Женитьба Стратонова, или Сентиментальное путешествие невесты к жениху | страница 18



Мы со Стратоновым будем всегда называть это удобрение лирически, как французскую песню об ушедшей любви — «Опавшие листья». Несмотря на заливающий лицо пот, я и напевала все время эту песню, таская свою тачку с фекалом. Но она у меня получалась не грустно, а скорее выжидательно-весело, как песня о пришедшей любви.

Тут и Стратонов появился, сел за руль, завел мотор, прислушался к постепенно слабеющему рокоту прогреваемого двигателя, осмотрел перед собой приборы, вылез и стал заливать в бак из канистры бензин.

Далековатенько собрался мой Флор, цветочек мой суженый. Долго не будет.

Убрал канистру, тщательно протер руки чистой светлой тряпочкой и сказал мне задумчиво:

— Вы знаете, Надюша, я ведь работаю страховым агентом, это хорошая и интересная служба. Она мне высвобождает массу времени для будущей семьи. Но главное — это работа с людьми, а они такие разные. Много я повидал, но людей не разлюбил. Они, в принципе, неплохие существа, люди… Я многое им прощаю за то, что хороших людей все-таки больше, чем плохих… Нет, я их все-таки люблю.
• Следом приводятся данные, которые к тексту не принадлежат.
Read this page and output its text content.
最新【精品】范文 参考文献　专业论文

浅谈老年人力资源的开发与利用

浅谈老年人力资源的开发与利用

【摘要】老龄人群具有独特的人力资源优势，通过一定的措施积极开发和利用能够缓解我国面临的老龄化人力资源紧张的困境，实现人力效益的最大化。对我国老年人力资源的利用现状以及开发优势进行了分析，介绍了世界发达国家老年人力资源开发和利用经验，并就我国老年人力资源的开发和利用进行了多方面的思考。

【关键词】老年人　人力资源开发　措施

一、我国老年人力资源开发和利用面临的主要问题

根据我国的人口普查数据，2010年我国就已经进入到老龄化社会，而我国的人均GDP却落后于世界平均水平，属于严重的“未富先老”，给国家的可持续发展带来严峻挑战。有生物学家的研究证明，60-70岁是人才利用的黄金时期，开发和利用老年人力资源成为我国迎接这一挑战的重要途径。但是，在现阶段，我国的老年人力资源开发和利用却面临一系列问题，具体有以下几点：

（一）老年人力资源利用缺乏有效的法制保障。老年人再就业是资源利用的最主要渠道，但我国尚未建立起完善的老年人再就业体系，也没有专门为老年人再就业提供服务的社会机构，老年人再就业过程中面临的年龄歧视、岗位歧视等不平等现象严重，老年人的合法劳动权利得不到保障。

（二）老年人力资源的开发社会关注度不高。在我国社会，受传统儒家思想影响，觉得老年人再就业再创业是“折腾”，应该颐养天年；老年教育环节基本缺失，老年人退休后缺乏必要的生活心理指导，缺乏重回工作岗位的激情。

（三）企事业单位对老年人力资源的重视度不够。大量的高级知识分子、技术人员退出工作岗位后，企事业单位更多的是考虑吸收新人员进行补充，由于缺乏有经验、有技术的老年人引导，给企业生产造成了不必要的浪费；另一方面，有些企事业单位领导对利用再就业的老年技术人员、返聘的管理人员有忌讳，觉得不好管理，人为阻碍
Я остановилась, оперлась на лопату, почувствовала, как спина наливается свинцовой ломотой, и хрипло ответила:

— Да, я согласна с вами, Флор Алексеевич… Но так трудно научиться прощать… Наверное, это самая трудная наука…

Он добродушно засмеялся:

— Наденька, надо не давать лениться душе, душа должна трудиться, и тогда вам легко будет освоить трудную науку прощать людей… Ладно, мы тут расфилософствовались маленько, а меня ждут… Я отъеду ненадолго, на полчасика, вы тут покопайтесь пока, а как приеду — будем обедать…

Сел за руль, включил левую мигалку и плавно отъехал.

А я продолжала делать совершенно необходимые для моего здоровья движения, подбираясь к заветной тысяче. Двадцать лопат — тачка. Тачку — в компост «Опавшие листья». Пробежала. И снова двадцать лопат.

Потом бросила лопату, присела на прохладные ступеньки крыльца и долго слушала биение в себе злых острых пульсов, успокаивала занемевшие руки, выгоняла из них противную дрожь. Хорошо бы сейчас закурить. Да не закуришь — год как бросила. Да и были бы сигареты, не посмела бы: явится вдруг Стратонов, головой доброжелательно и укоризненно покачает, только скажет что-нибудь вроде: «с краю — огонь, в середине — табак, на другом конце — дурак», и станет мне стыдно до слез, а он все-таки простит мне, потому что не устает трудиться душой.

Поднялась в дом, на кухне долго под краном мыла руки и пошла в отведенную мне комнатушку. Все здесь было, как и раньше. Да и что могло измениться?